Dia melepas tanganku dengan kasar. Tatapan matanya sangat kesal, sepertinya ia marah. "Kenapa lo batalin?" tanyanya dingin. Sepertinya aku tahu kemana arah pembicaraan ini. 

"Bukannya itu yang lo mau?" tanyaku balik, dia terdiam. 

"Tadi gue kalah." 

"Karena itu gue batalin. Di posisi lain, gue juga nggak mau ide Bang Ezra terjadi" jelasku, 

"Seharusnya lo senang" ucapnya, aku hanya terdiam 

"Itu kemauan lo dari lama bukan? Di akuin sama mereka. Seharusnya lo nggak usah batalin itu" ucapnya lagi. Aku tersenyum, ternyata dia tahu itu.

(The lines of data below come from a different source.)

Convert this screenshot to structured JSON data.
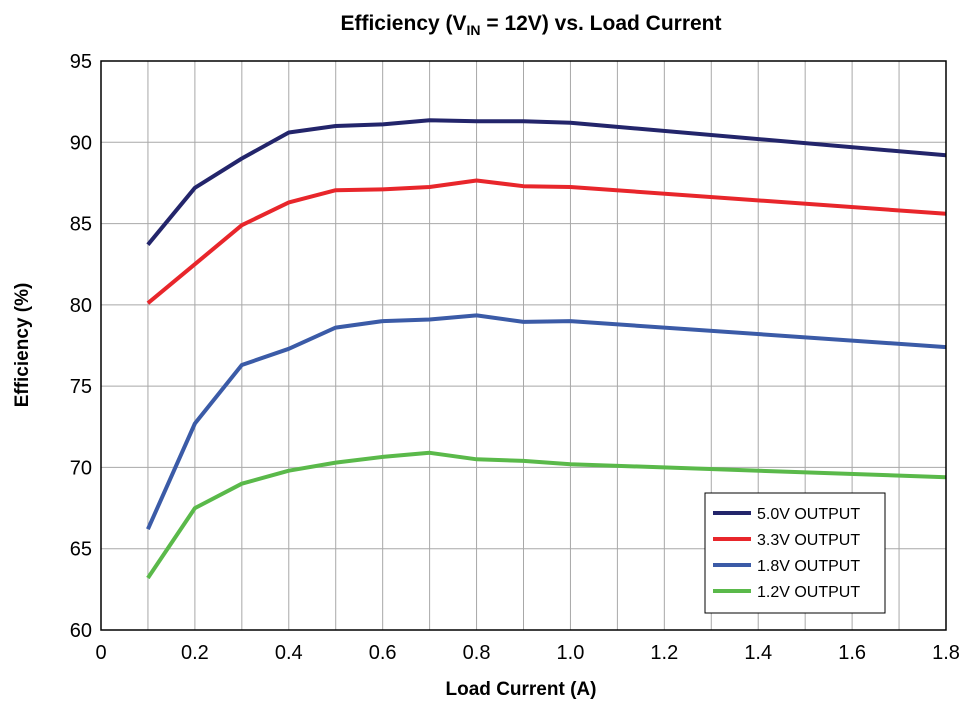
{
  "chart_data": {
    "type": "line",
    "title": {
      "prefix": "Efficiency (V",
      "subscript": "IN",
      "suffix": " = 12V) vs. Load Current"
    },
    "xlabel": "Load Current (A)",
    "ylabel": "Efficiency (%)",
    "xlim": [
      0,
      1.8
    ],
    "ylim": [
      60,
      95
    ],
    "x_ticks": [
      "0",
      "0.2",
      "0.4",
      "0.6",
      "0.8",
      "1.0",
      "1.2",
      "1.4",
      "1.6",
      "1.8"
    ],
    "x_tick_values": [
      0,
      0.2,
      0.4,
      0.6,
      0.8,
      1.0,
      1.2,
      1.4,
      1.6,
      1.8
    ],
    "y_ticks": [
      "60",
      "65",
      "70",
      "75",
      "80",
      "85",
      "90",
      "95"
    ],
    "y_tick_values": [
      60,
      65,
      70,
      75,
      80,
      85,
      90,
      95
    ],
    "grid": true,
    "legend_position": "bottom-right",
    "series": [
      {
        "name": "5.0V OUTPUT",
        "color": "#23256b",
        "x": [
          0.1,
          0.2,
          0.3,
          0.4,
          0.5,
          0.6,
          0.7,
          0.8,
          0.9,
          1.0,
          1.8
        ],
        "y": [
          83.7,
          87.2,
          89.0,
          90.6,
          91.0,
          91.1,
          91.35,
          91.3,
          91.3,
          91.2,
          89.2
        ]
      },
      {
        "name": "3.3V OUTPUT",
        "color": "#e8262b",
        "x": [
          0.1,
          0.2,
          0.3,
          0.4,
          0.5,
          0.6,
          0.7,
          0.8,
          0.9,
          1.0,
          1.8
        ],
        "y": [
          80.1,
          82.5,
          84.9,
          86.3,
          87.05,
          87.1,
          87.25,
          87.65,
          87.3,
          87.25,
          85.6
        ]
      },
      {
        "name": "1.8V OUTPUT",
        "color": "#3b5ba7",
        "x": [
          0.1,
          0.2,
          0.3,
          0.4,
          0.5,
          0.6,
          0.7,
          0.8,
          0.9,
          1.0,
          1.8
        ],
        "y": [
          66.2,
          72.7,
          76.3,
          77.3,
          78.6,
          79.0,
          79.1,
          79.35,
          78.95,
          79.0,
          77.4
        ]
      },
      {
        "name": "1.2V OUTPUT",
        "color": "#5ab94a",
        "x": [
          0.1,
          0.2,
          0.3,
          0.4,
          0.5,
          0.6,
          0.7,
          0.8,
          0.9,
          1.0,
          1.8
        ],
        "y": [
          63.2,
          67.5,
          69.0,
          69.8,
          70.3,
          70.65,
          70.9,
          70.5,
          70.4,
          70.2,
          69.4
        ]
      }
    ]
  }
}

"Gue cuman mau kalian yang ngakuin gue sebagai saudara dan adik kalian. Bukan orang lain." jelasku, lalu meninggalkan dirinya yang termenung di ruang keluarga. 

Dua hari kemudian. Aku berangkat sekolah bersama dengan Haikal. Ia akan terus menjemputku setiap harinya karena tidak ingin kejadian yang tidak mengenakan saat di jalan, karena ia mengakui sendiri bahwa orang yang mengaku penggemarnya adalah orang bar-bar semua. Vidio yang kemarin tersebar di website sekolah sudah di hapus oleh Bang Ezra, dan ia sudah menemui pelakunya sendiri dan mengancam orang itu untuk tidak melakukan hal yang sama untuk kedua kalinya. Bang Dipta juga sudah mengetahui vidio tersebut, namun ia belum tahu kejadian di dufan kemarin. Semoga saja ia tidak mengetahuinya, semoga. 

Hari ini adalah hari senin. Hari yang sangat tidak mengenakan untuk memulai minggu, karena masih ada tersisa hari libur kamarin. Di tambah lagi, pagi ini ada upacara wajib yang diselenggarakan setiap minggunya. Itulah kenapa aku dan Haikal datang pagian, karena guru piket hari ini adalah guru killer yang akan membunuh mental siswa jika terlambat.  

Aku bersama Haikal menuruni mobil dengan fansnya yang sudah mengelilingi mobilnya untuk memberikan makanan atau minuman. Tentu dengan surat cinta di dalamnya. Sedikit intermezzo, saat cowo itu menerima makanan, minuman atau hanya surat saja, aku yang selalu memakan atau meminum semua yang di berikan oleh fansnya. Suratnya ia yang baca, dan aku mengetahui isi dari semua surat itu. Dimulai dari isi yang paling normal, sedikit tidak normal bahkan tak jarang juga isinya mengajak dirinya untuk menginap di hotel dan melakukan hal di luar nalar, seperti berhubungan intim atau hanya foreplay*  saja.